Par Georges Alain Boyomo

Avant celui du 2 mars 2018, le président de la République a « usé » 299 ministres et composé 34 équipes différentes, pas moins ! En consultant le site « les gouvernements de Biya.com », on se rend même à l’évidence qu’entre 1980 et 1989, Paul Biya a composé 13 gouvernements différents.

Les profils sont différents et variés au sein des équipes constituées par le chef de l’Etat. On y retrouve aussi bien des hommes et des femmes, les hauts cadres du secteur public et du secteur privé, des enseignants, des ingénieurs, des administrateurs civils, des inspecteurs des impôts, des magistrats, etc. A priori, l’objectif, à chaque fois, est d’impulser une nouvelle dynamique au sein du gouvernement. A voir la rotation des compétences issues de différentes régions du pays, cela plaît absolument. Mais lorsqu’on demande à voir le bilan, l’on est tenté de se retourner et d’écraser une larme !

Qu’est ce qui peut bien expliquer l’abaissement continu du Cameroun alors qu’au sein des gouvernements successifs, on retrouve généralement des têtes bien pleines et bien faites ? La réponse facile serait de dire que les « créatures ont trahi leur créateur. Il n’y a qu’à voir comment celui-ci les envoie en prison pour des faits de corruption et de détournements de deniers publics ». La réplique paresseuse serait de faire croire que seul le chef est bon et que son entourage est mauvais. Une déresponsabilisation en règle !
Posons la question autrement. Pourquoi des pays africains moins gâté en ressources humaines que le Cameroun produisent de meilleurs résultats sur divers plans ? La réponse est sans doute dans le système mis en place par le commandant en chef, pour reprendre une expression propre à l’armée. Si le système est permissif, les membres de l’équipe ne peuvent que prendre des libertés. Cela se voit avec la fortune publique au Cameroun, à cause de l’obstruction manifeste au sujet de la mise en application de la loi sur la déclaration des biens et de l’absence d’un texte sur l’enrichissement illicite.

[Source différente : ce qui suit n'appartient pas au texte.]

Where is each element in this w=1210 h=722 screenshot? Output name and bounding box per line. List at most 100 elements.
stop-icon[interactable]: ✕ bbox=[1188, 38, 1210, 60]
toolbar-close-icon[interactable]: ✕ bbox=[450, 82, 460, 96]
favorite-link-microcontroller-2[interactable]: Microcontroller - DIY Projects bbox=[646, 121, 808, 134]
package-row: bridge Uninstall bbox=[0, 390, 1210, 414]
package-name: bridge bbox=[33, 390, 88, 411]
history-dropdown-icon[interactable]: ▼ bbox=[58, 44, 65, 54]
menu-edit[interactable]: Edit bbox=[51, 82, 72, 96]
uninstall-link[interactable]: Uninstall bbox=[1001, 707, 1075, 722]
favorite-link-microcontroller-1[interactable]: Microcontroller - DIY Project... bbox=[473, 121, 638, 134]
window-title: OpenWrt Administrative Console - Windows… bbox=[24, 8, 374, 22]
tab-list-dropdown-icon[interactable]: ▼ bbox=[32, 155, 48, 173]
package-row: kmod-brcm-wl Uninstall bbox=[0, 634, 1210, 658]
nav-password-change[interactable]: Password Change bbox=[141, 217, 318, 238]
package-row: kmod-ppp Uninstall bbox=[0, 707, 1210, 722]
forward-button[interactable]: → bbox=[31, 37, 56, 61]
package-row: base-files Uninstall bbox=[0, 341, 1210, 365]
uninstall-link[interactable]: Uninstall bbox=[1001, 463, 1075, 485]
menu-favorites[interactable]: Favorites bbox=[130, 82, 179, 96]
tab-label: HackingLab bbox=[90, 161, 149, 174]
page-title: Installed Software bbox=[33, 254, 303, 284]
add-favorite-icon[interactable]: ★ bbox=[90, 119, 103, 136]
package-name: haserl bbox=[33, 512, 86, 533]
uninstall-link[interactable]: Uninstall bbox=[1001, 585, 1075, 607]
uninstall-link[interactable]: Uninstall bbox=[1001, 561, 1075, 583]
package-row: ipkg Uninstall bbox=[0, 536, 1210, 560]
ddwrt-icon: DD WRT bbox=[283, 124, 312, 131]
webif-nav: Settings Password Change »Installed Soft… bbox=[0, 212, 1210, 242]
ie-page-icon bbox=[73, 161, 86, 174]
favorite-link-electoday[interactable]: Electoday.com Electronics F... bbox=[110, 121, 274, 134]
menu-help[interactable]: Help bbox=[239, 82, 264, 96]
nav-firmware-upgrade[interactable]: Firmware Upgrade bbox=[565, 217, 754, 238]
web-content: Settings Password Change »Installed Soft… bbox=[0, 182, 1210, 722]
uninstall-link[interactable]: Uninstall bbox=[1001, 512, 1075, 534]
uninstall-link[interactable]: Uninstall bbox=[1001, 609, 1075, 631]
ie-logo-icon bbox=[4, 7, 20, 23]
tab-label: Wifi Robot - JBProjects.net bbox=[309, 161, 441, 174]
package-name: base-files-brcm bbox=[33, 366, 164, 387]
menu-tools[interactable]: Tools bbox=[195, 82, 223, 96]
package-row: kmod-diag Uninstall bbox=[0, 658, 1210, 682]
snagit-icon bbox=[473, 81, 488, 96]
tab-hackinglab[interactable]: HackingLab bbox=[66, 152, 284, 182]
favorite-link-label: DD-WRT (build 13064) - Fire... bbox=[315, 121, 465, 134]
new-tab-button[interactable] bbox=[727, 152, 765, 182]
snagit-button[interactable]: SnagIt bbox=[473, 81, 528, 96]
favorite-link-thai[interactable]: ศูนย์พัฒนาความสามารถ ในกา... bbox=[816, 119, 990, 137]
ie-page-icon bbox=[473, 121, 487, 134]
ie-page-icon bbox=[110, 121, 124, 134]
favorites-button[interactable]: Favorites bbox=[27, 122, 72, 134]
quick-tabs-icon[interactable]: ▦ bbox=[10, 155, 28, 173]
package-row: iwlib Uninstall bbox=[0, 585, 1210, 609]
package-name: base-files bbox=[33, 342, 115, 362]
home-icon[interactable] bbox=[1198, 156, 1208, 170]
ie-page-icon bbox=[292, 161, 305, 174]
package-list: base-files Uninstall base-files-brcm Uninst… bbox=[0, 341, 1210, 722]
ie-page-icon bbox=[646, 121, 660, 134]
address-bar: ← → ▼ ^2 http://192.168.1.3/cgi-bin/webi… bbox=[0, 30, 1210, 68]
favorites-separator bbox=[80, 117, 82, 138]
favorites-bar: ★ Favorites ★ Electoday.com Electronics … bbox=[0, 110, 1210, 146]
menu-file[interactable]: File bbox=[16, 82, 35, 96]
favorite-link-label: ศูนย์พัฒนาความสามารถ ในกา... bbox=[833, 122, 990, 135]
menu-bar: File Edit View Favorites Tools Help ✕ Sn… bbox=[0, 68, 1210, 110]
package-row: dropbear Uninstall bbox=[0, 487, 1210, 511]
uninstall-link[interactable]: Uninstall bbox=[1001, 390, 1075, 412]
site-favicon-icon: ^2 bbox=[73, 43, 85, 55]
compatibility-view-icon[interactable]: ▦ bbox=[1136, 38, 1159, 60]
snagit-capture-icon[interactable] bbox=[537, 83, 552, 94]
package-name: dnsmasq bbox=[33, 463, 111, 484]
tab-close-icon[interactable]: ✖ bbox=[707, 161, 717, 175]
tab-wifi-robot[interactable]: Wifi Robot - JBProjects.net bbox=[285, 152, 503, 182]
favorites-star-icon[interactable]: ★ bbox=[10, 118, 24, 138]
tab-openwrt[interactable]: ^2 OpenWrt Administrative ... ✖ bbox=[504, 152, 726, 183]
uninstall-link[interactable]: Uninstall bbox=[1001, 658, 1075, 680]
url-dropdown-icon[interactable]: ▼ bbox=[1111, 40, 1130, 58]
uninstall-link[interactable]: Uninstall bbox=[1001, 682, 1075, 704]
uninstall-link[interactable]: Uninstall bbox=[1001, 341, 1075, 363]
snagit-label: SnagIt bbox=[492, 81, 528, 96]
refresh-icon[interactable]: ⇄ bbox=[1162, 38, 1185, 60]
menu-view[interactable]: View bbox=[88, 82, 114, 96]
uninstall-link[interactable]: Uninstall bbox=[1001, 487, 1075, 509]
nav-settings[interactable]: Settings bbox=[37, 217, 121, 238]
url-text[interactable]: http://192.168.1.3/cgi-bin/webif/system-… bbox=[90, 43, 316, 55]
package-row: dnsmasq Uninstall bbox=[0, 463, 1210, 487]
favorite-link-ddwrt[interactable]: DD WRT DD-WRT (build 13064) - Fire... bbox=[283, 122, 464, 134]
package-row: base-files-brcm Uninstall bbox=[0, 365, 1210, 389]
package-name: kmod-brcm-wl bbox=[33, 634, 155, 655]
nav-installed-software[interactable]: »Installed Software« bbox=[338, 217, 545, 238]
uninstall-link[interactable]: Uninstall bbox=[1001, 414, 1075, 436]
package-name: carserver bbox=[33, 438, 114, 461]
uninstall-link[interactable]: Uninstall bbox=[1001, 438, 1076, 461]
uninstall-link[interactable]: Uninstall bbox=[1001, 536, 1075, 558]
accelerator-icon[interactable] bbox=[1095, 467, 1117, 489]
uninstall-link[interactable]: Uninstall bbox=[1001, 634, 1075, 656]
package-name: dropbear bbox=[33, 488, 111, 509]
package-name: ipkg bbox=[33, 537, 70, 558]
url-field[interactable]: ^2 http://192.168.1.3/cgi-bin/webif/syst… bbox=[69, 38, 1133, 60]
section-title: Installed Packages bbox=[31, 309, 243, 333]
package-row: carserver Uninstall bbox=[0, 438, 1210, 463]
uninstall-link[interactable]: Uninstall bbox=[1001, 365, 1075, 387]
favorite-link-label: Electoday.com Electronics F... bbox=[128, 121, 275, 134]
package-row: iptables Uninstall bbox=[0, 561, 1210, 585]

Si l’organigramme gouvernemental n’est pas clairement défini, et que les hiérarchies se chevauchent, le résultat escompté ne peut être atteint. Le problème se pose au Cameroun, avec la coordination de l’action gouvernementale qui navigue dans des eaux troubles entre les services du Premier ministre et le secrétariat général de la présidence de la République.

Si l’équilibre des pouvoirs est vicié, le résultat ne peut que s’en ressentir. Au Cameroun, tout laisse penser que les pouvoirs législatif et judiciaire sont phagocytés par le pouvoir exécutif, mieux par le chef de l’Etat. Or, comme l’indique Montesquieu dans « L’esprit des lois », « pour qu’on ne puisse abuser du pouvoir, il faut que, par la disposition des choses, le pouvoir arrête le pouvoir ».

Depuis 2010, Paul Biya remanie de moins en moins, nous apprend l’étude citée plus haut. A titre d’exemple, avant le 2 mars 2018, il a remanié le …2 octobre 2015. Est-ce à dire qu’il a pris conscience de ce que seul le turn-over ne suffit pas ? Admet-il désormais que pousser ses ministres comme des pions de « Songo » n’est pas la condition suffisante pour parvenir à l’émergence du Cameroun ? En tout état de cause, lorsque le système est organisé, même des acteurs moyens peuvent assurer ; lorsqu’il est mauvais, même les génies peinent à s’en sortir. C’est cela le mal camerounais.